If you truly adhere to your universalist definition of "the people", you have to accept all the consequences which fall out of that.  For instance, I get some thousands of my friends to come to your municipality and set up a tent city, outnumbering the previous residents.  We all register ourselves to vote, run our own slate of candidates for public offices, and take over the government.  We then pass massive property tax increases and spend all the funds on contracts with companies we just happen to own.  After looting your town, we move on to do it somewhere else.

"The people" is not synonymous with anyone who finds a way to show up.  The Constitution is not a suicide pact.

Sam said at November 22, 2012 5:11 PM:

@Engineer-Poet. Ha Ha . Very good! If immigration is a part of the international community why don't the Japanese have mass immigration? China? Africa? Why only White countries? The constitution says nothing about having mass immigration. The MAJORITY of people in this country want mass immigration stopped. Why is it not? At one time I was a patriotic American. No longer. I'll never display the stars and stripes outside my house again. The constitution is dead. It's not being followed.

Now I do said at November 22, 2012 7:10 PM:

"The MAJORITY of people in this country want mass immigration stopped. Why is it not?" Because in this country the rule of the majority doesn't exist no more, haven't you heard? The majority of the people are blind sheep whether they want more immigration or not. There's no such a thing as the will of the people. Think about it.

Definition of "people" is: Humans considered as a group or in indefinite numbers.
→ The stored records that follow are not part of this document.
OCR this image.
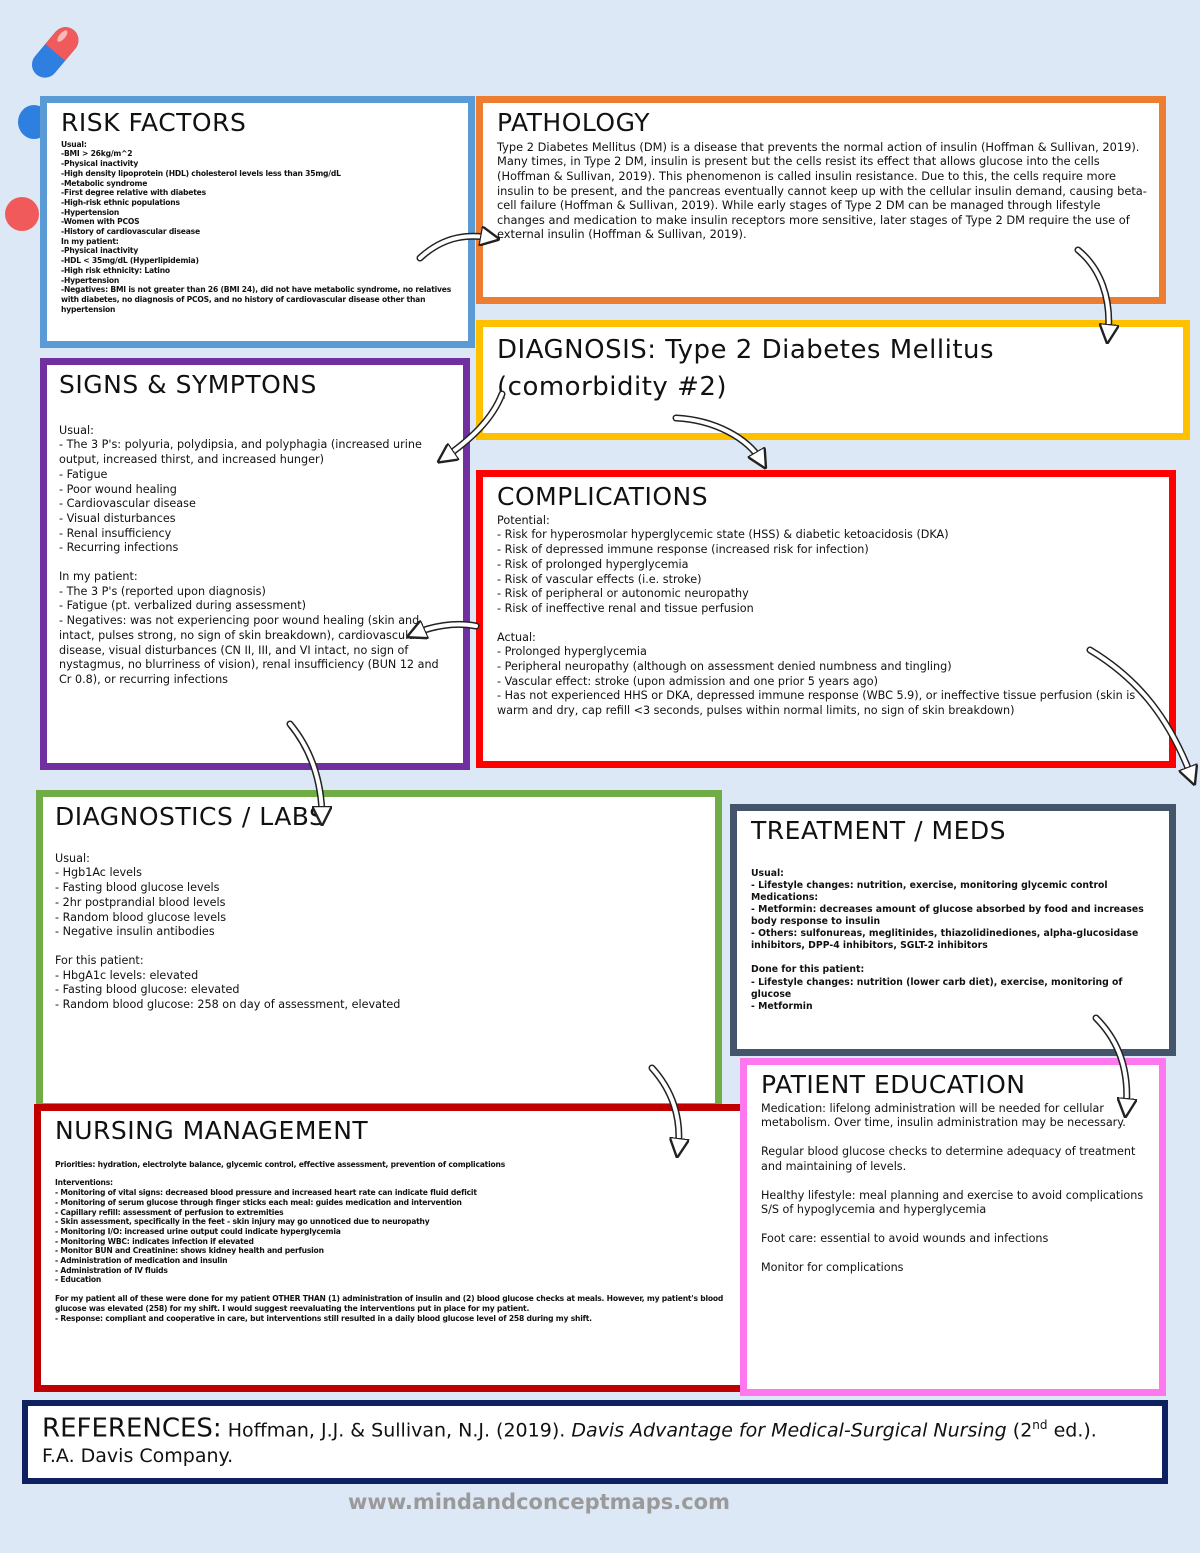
RISK FACTORS
Usual:
-BMI > 26kg/m^2
-Physical inactivity
-High density lipoprotein (HDL) cholesterol levels less than 35mg/dL
-Metabolic syndrome
-First degree relative with diabetes
-High-risk ethnic populations
-Hypertension
-Women with PCOS
-History of cardiovascular disease
In my patient:
-Physical inactivity
-HDL < 35mg/dL (Hyperlipidemia)
-High risk ethnicity: Latino
-Hypertension
-Negatives: BMI is not greater than 26 (BMI 24), did not have metabolic syndrome, no relatives with diabetes, no diagnosis of PCOS, and no history of cardiovascular disease other than hypertension
PATHOLOGY
Type 2 Diabetes Mellitus (DM) is a disease that prevents the normal action of insulin (Hoffman & Sullivan, 2019). Many times, in Type 2 DM, insulin is present but the cells resist its effect that allows glucose into the cells (Hoffman & Sullivan, 2019). This phenomenon is called insulin resistance. Due to this, the cells require more insulin to be present, and the pancreas eventually cannot keep up with the cellular insulin demand, causing beta-cell failure (Hoffman & Sullivan, 2019). While early stages of Type 2 DM can be managed through lifestyle changes and medication to make insulin receptors more sensitive, later stages of Type 2 DM require the use of external insulin (Hoffman & Sullivan, 2019).
DIAGNOSIS: Type 2 Diabetes Mellitus
(comorbidity #2)
SIGNS & SYMPTONS
Usual:
- The 3 P's: polyuria, polydipsia, and polyphagia (increased urine output, increased thirst, and increased hunger)
- Fatigue
- Poor wound healing
- Cardiovascular disease
- Visual disturbances
- Renal insufficiency
- Recurring infections
In my patient:
- The 3 P's (reported upon diagnosis)
- Fatigue (pt. verbalized during assessment)
- Negatives: was not experiencing poor wound healing (skin and intact, pulses strong, no sign of skin breakdown), cardiovascular disease, visual disturbances (CN II, III, and VI intact, no sign of nystagmus, no blurriness of vision), renal insufficiency (BUN 12 and Cr 0.8), or recurring infections
COMPLICATIONS
Potential:
- Risk for hyperosmolar hyperglycemic state (HSS) & diabetic ketoacidosis (DKA)
- Risk of depressed immune response (increased risk for infection)
- Risk of prolonged hyperglycemia
- Risk of vascular effects (i.e. stroke)
- Risk of peripheral or autonomic neuropathy
- Risk of ineffective renal and tissue perfusion
Actual:
- Prolonged hyperglycemia
- Peripheral neuropathy (although on assessment denied numbness and tingling)
- Vascular effect: stroke (upon admission and one prior 5 years ago)
- Has not experienced HHS or DKA, depressed immune response (WBC 5.9), or ineffective tissue perfusion (skin is warm and dry, cap refill <3 seconds, pulses within normal limits, no sign of skin breakdown)
DIAGNOSTICS / LABS
Usual:
- Hgb1Ac levels
- Fasting blood glucose levels
- 2hr postprandial blood levels
- Random blood glucose levels
- Negative insulin antibodies
For this patient:
- HbgA1c levels: elevated
- Fasting blood glucose: elevated
- Random blood glucose: 258 on day of assessment, elevated
TREATMENT / MEDS
Usual:
- Lifestyle changes: nutrition, exercise, monitoring glycemic control
Medications:
- Metformin: decreases amount of glucose absorbed by food and increases body response to insulin
- Others: sulfonureas, meglitinides, thiazolidinediones, alpha-glucosidase inhibitors, DPP-4 inhibitors, SGLT-2 inhibitors
Done for this patient:
- Lifestyle changes: nutrition (lower carb diet), exercise, monitoring of glucose
- Metformin
NURSING MANAGEMENT
Priorities: hydration, electrolyte balance, glycemic control, effective assessment, prevention of complications
Interventions:
- Monitoring of vital signs: decreased blood pressure and increased heart rate can indicate fluid deficit
- Monitoring of serum glucose through finger sticks each meal: guides medication and intervention
- Capillary refill: assessment of perfusion to extremities
- Skin assessment, specifically in the feet - skin injury may go unnoticed due to neuropathy
- Monitoring I/O: increased urine output could indicate hyperglycemia
- Monitoring WBC: indicates infection if elevated
- Monitor BUN and Creatinine: shows kidney health and perfusion
- Administration of medication and insulin
- Administration of IV fluids
- Education
For my patient all of these were done for my patient OTHER THAN (1) administration of insulin and (2) blood glucose checks at meals. However, my patient's blood glucose was elevated (258) for my shift. I would suggest reevaluating the interventions put in place for my patient.
- Response: compliant and cooperative in care, but interventions still resulted in a daily blood glucose level of 258 during my shift.
PATIENT EDUCATION
Medication: lifelong administration will be needed for cellular metabolism. Over time, insulin administration may be necessary.
Regular blood glucose checks to determine adequacy of treatment and maintaining of levels.
Healthy lifestyle: meal planning and exercise to avoid complications
S/S of hypoglycemia and hyperglycemia
Foot care: essential to avoid wounds and infections
Monitor for complications
REFERENCES: Hoffman, J.J. & Sullivan, N.J. (2019). Davis Advantage for Medical-Surgical Nursing (2nd ed.).
F.A. Davis Company.
www.mindandconceptmaps.com
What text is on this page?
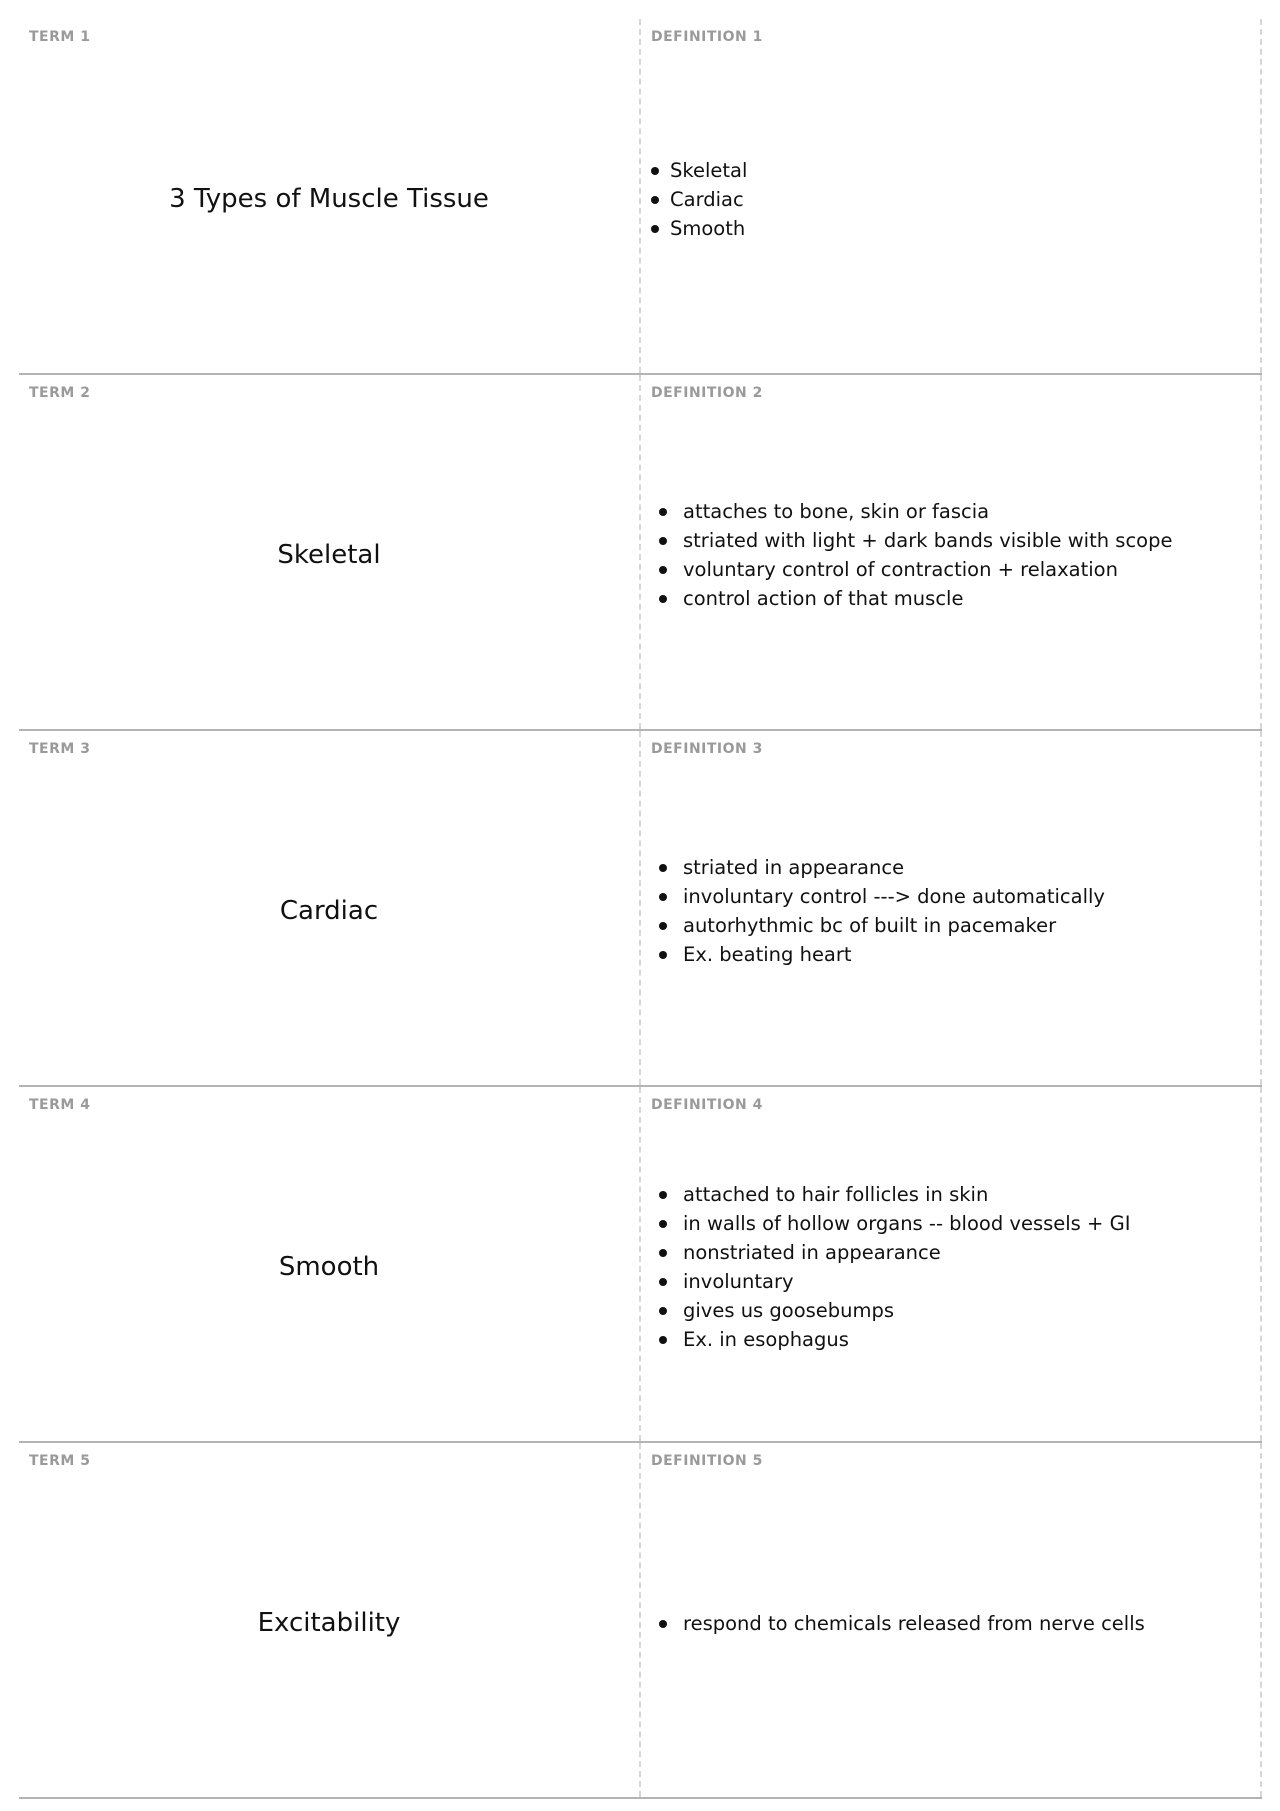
TERM 1
3 Types of Muscle Tissue
DEFINITION 1
Skeletal
Cardiac
Smooth
TERM 2
Skeletal
DEFINITION 2
attaches to bone, skin or fascia
striated with light + dark bands visible with scope
voluntary control of contraction + relaxation
control action of that muscle
TERM 3
Cardiac
DEFINITION 3
striated in appearance
involuntary control ---> done automatically
autorhythmic bc of built in pacemaker
Ex. beating heart
TERM 4
Smooth
DEFINITION 4
attached to hair follicles in skin
in walls of hollow organs -- blood vessels + GI
nonstriated in appearance
involuntary
gives us goosebumps
Ex. in esophagus
TERM 5
Excitability
DEFINITION 5
respond to chemicals released from nerve cells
That's all, and it is so for whatever purpose of argument.

"In fact there's nobody in this world who can restore law and order back into this world." Dream on...

Engineer-Poet said at November 22, 2012 8:54 PM:

Mass immigration continues because the big-money interests which control both major parties want it to.  This control extends to NGOs such as the Sierra Club, which was for ZPG early on but is reputed to have been bribed to stay silent on immigration through the influence of one well-heeled supporter.

I can see two things which might defeat this:

  1. Some third party gains popular support through popular positions, and refuses the support of big money and its consequent corruption.  That's an uphill battle.
  2. Something happens to change the position of big money on this issue.  I can't think of anything big enough other than serious threats to their interests or even their persons; these people are very well insulated from the concerns of the 99%.